Similar to the NBA, the 20 teams in the CBA are located across the country. Long travel on commercial airlines and bus rides -- on top of the three-games-a-week regular season schedule -- weigh on foreign players, who also have a hard time finding comforting food and training facilities on the road.

When the likes of Tracy McGrady, Gilbert Arenas, J.R. Smith and Kenyon Martin embarked on their journeys to play in China, local fans couldn't hide their excitement over another "Lao Ma" for their own city. But their stints were cut short by misfortunes such as injuries, difficulties adapting to the local lifestyle and internal issues with their teams.

Language, of course, is another barrier. Few Chinese players speak English well, making the teams' translators often the go-to person for foreign players.

"Many CBA teams are in second-tier or third-tier cities," Shao said. "Even if [foreign players] want to be more involved, the opportunities are not there. Some translators speak some English, but their lack of overseas experience makes it tough for players to communicate with them effectively."

All of that, plus unfamiliar officiating rules and overwhelming expectations from fans and media, have made it difficult to replicate Marbury's success in China.

"Most importantly, foreign players must have the willingness to blend in and be part of [everything]," Shao said. "Many teams now value this quality given Marbury's story. Some players are willing to do everything to help their teams win while others -- who have no intention to stay long in China -- just focus on racking up stats for themselves so they can get another job later elsewhere."

To combat these obstacles, Beyer and his teams give their clients a crash course on the inner workings of Chinese culture when they arrive, including how to manage the relationships with their teams, coaches and front-offices.

"The personality part is extremely important," Beyer said. "Chinese people in general are very warm people.
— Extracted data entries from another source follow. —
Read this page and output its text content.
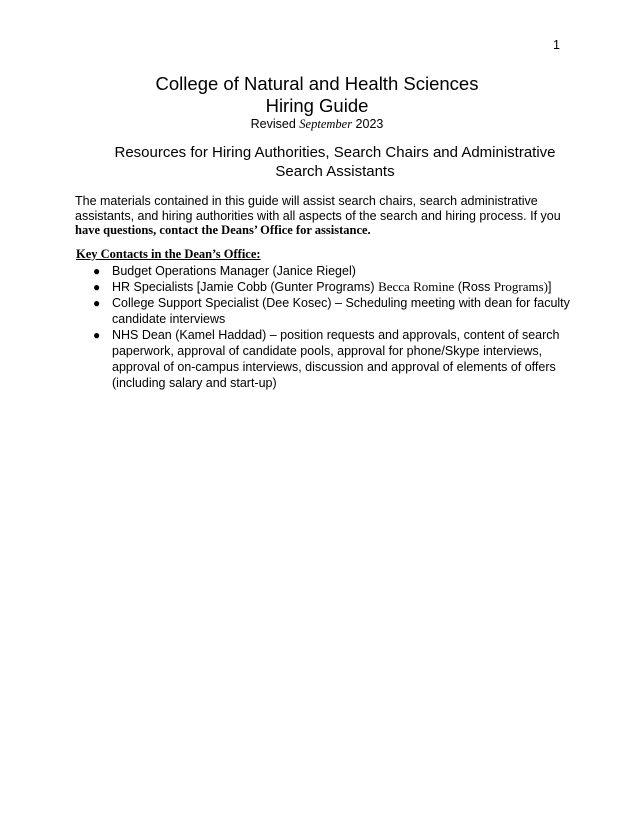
1
College of Natural and Health Sciences
Hiring Guide
Revised September 2023
Resources for Hiring Authorities, Search Chairs and Administrative Search Assistants
The materials contained in this guide will assist search chairs, search administrative assistants, and hiring authorities with all aspects of the search and hiring process. If you have questions, contact the Deans’ Office for assistance.
Key Contacts in the Dean’s Office:
● Budget Operations Manager (Janice Riegel)
● HR Specialists [Jamie Cobb (Gunter Programs) Becca Romine (Ross Programs)]
● College Support Specialist (Dee Kosec) – Scheduling meeting with dean for faculty candidate interviews
● NHS Dean (Kamel Haddad) – position requests and approvals, content of search paperwork, approval of candidate pools, approval for phone/Skype interviews, approval of on-campus interviews, discussion and approval of elements of offers (including salary and start-up)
If you buy into the culture and be warm to them, they will be warm to you 10 times of that."

Former Brigham Young standout Jimmer Fredette is helping his Shanghai Sharks lead the standings in his first CBA season while averaging more than 37 points and eight rebounds a game.
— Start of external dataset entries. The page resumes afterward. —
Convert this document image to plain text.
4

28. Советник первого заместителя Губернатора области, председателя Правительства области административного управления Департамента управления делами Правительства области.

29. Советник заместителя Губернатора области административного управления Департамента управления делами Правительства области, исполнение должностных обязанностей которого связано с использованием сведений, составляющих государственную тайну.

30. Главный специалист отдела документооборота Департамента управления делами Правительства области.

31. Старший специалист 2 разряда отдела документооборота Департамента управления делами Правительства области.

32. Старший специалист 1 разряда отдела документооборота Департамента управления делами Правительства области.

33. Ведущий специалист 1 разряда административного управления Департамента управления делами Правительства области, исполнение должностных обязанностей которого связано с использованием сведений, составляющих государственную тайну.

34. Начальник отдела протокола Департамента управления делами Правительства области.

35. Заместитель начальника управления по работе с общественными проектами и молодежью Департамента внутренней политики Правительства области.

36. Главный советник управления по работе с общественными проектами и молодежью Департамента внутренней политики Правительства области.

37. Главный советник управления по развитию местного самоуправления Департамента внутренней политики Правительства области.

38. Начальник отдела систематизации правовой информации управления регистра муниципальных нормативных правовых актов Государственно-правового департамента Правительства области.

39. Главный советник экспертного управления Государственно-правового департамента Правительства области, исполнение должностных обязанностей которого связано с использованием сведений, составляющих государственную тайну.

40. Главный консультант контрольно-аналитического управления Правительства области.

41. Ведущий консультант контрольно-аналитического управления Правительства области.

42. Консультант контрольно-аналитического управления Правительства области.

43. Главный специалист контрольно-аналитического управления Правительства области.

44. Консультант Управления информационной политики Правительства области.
Both Beyer and Shao agree that Fredette, who had a lackluster NBA career, is closer than anyone to becoming the next Marbury (now a three-time CBA champion and permanent resident of China).

"First off, [Fredette] can score a bunch without taking too many shots," Shao said. "He is able to motivate and lead his teammates and they like him a lot."

Location is the other key.

"Shanghai, like Beijing, is a global city," Shao said. "Foreigners have no problems living here, and he is very comfortable with it."

The waves Fredette has made in the past months -- including snatching an All-Star 3-point shootout title -- have put many Chinese fans on "Jimmer Watch." He even earned a recent shoe deal and nickname: "The Lonely God."

However, it's unclear if he will stay with Shanghai long-term. With one call from the NBA, he could be gone.